Jimmy Mason

Personal information
- Full name: James Mason
- Date of birth: 18 June 1919
- Place of birth: Glasgow, Scotland
- Date of death: 4 December 1971 (aged 52)
- Place of death: Prestwick, Scotland
- Height: 5 ft 7 in (1.70 m)
- Position(s): Inside forward

Youth career
- Mossvale YMCA

Senior career*
- Years: Team / Apps / (Gls)
- 1936–1952: Third Lanark / 207 / (34)

International career
- 1949–1951: Scotland / 7 / (4)
- 1948–1950: Scottish League XI / 7 / (0)

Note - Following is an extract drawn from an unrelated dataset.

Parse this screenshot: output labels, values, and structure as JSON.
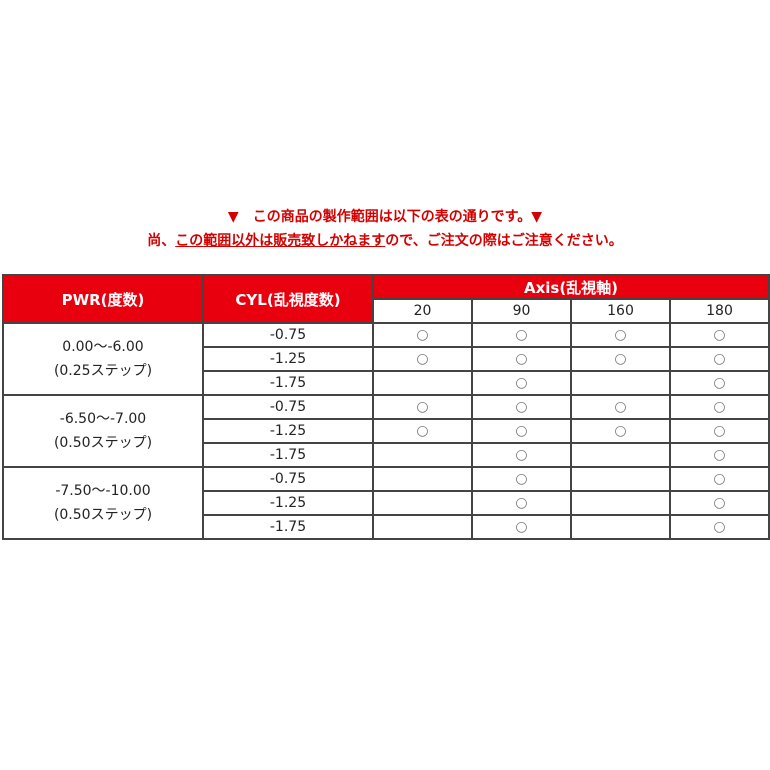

= Jimmy Mason (footballer, born 1919) =

Scottish footballer

James Mason (18 June 1919 – 4 December 1971) was a Scottish footballer, who played for Third Lanark and the Scotland national team.

An inside forward raised in the Dennistoun area of Glasgow, Mason played for the now defunct Third Lanark between 1936 and 1952, where he earned selection for the Scottish League representative side on seven occasions. During the Second World War he "guested" for Charlton Athletic, Portsmouth and Brentford while stationed in southern England. He also won 7 caps for the Scotland national team, scoring 4 goals.

He received a testimonial match in 1953, in which a Scotland XI defeated Sunderland. After his retirement he became a publican in the Bridgeton district of Glasgow.